Dari Sejarah Alkitab Indonesia
Huria Kristen Batak Protestan
Langkah-langkah yang pertama
Pada abad ke-19 barulah Injil itu diberitakan di Sumatra. Memang di Padang, di pantai sebelah barat sudah ada satu jemaat Kristen, yang terdiri dari pegawai-pegawai VOC, sejak tahun 1679. Akan tetapi tidak pernah Injil itu disebarkan kepada penduduk-penduduk asli di daerah itu. Baru pada saat pemerintahan Inggris yang berlangsung di daerah itu, mulai 1811 sampai 1825 usaha Pekabaran Injil terlaksanalah untuk pertama kalinya. Raffles yang memberikan izin untuk pertama kalinya kepada para pekabar Injil di Jakarta, dialah juga yang memungkinkan beberapa pekabar Injil bekerja di Sumatra Barat. Pada tahun 1820 tiga pekabar Injil dari perhimpunan pekabar Injil Baptis di Inggris memasuki daerah-daerah itu. Mereka adalah Ward yang pergi ke Bengkulu, Evans ke Padang dan Burton ke Sibolga. Yang terakhir ini mempelajari bahasa Batak Toba, malahan dia mencoba juga untuk menterjemahkan fasal I dari Alkitab. Ia menyadari bahwa usaha Pekabaran Injil di Sumatra mustahil akan berakar di dalam suku-suku Sumatra, bilamana usaha itu dilaksanakan di daerah-daerah pantai saja.
Di daerah-daerah pantai itu besarlah sekali pengaruh-pengaruh dari pihak Islam atas suku-suku yang masih dalam kekafiran. Oleh karena itu Burton beserta dengan Ward memutuskan untuk masuk ke pedalaman. Pada tahun 1824 mereka itu sampai ke Silindung, yaitu daerah pedalaman yang diduduki oleh suku Batak Toba. Meskipun disambut dengan baik namun kedua perintis itu pulang dengan tiada memperoleh hasil apapun dari pemberitaan Injil yang untuk pertama kalinya dilakukan di antara suku Batak itu.
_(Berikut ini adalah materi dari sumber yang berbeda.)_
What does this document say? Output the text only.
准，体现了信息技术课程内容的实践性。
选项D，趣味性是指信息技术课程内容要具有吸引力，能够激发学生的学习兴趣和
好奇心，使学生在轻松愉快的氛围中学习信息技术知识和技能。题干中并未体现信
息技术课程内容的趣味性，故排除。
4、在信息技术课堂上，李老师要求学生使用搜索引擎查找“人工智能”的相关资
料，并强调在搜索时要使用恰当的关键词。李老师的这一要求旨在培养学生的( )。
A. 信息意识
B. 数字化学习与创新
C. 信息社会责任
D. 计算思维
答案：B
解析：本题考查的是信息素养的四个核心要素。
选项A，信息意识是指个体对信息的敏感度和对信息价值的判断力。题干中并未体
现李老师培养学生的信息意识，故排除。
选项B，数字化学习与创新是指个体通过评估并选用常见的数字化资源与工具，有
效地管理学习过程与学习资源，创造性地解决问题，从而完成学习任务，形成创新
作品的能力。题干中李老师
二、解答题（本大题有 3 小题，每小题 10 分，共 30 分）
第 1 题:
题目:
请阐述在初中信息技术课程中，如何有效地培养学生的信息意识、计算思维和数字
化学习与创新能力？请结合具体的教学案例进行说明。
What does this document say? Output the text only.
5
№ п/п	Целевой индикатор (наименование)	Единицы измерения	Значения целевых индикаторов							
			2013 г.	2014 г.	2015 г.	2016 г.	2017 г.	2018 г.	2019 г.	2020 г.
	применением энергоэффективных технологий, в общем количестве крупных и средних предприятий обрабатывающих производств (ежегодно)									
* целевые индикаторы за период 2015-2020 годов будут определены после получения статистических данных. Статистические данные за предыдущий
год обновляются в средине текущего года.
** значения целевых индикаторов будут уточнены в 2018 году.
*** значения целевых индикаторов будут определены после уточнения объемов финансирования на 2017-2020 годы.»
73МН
Lagi pula pada waktu itu berobahlah sudah keadaan politik. Di Sumatra Barat pemerintah Inggris diganti lagi dengan pemerintahan Belanda. Berhubung dengan peristiwa itu berakhir pulalah usaha Pekabaran Injil dari pihak Inggris di Sumatra. Akan tetapi pada pihak lain, Sumatra mendapat perhatian dari perhimpunan Pekabaran Injil Belanda sejak waktu itu. Sudah pada tahun 1826 NZG mengutus seorang pekabar Injil untuk menyebarkan Injil di Sumatra, yaitu Gützlaff. Tetapi disebabkan berkobarnya perang Bonjol di Sumatra Tengah, maka mustahil Gützlaff dapat bertolak ke situ. Iapun tinggallah di Jakarta lalu mencurahkan segala perhatiannya kepada usaha pekabaran Injil di antara masyarakat Tionghoa. Di kemudian hari dialah yang menjadi perintis yang utama dalam usaha pekabaran Injil di Tiongkok.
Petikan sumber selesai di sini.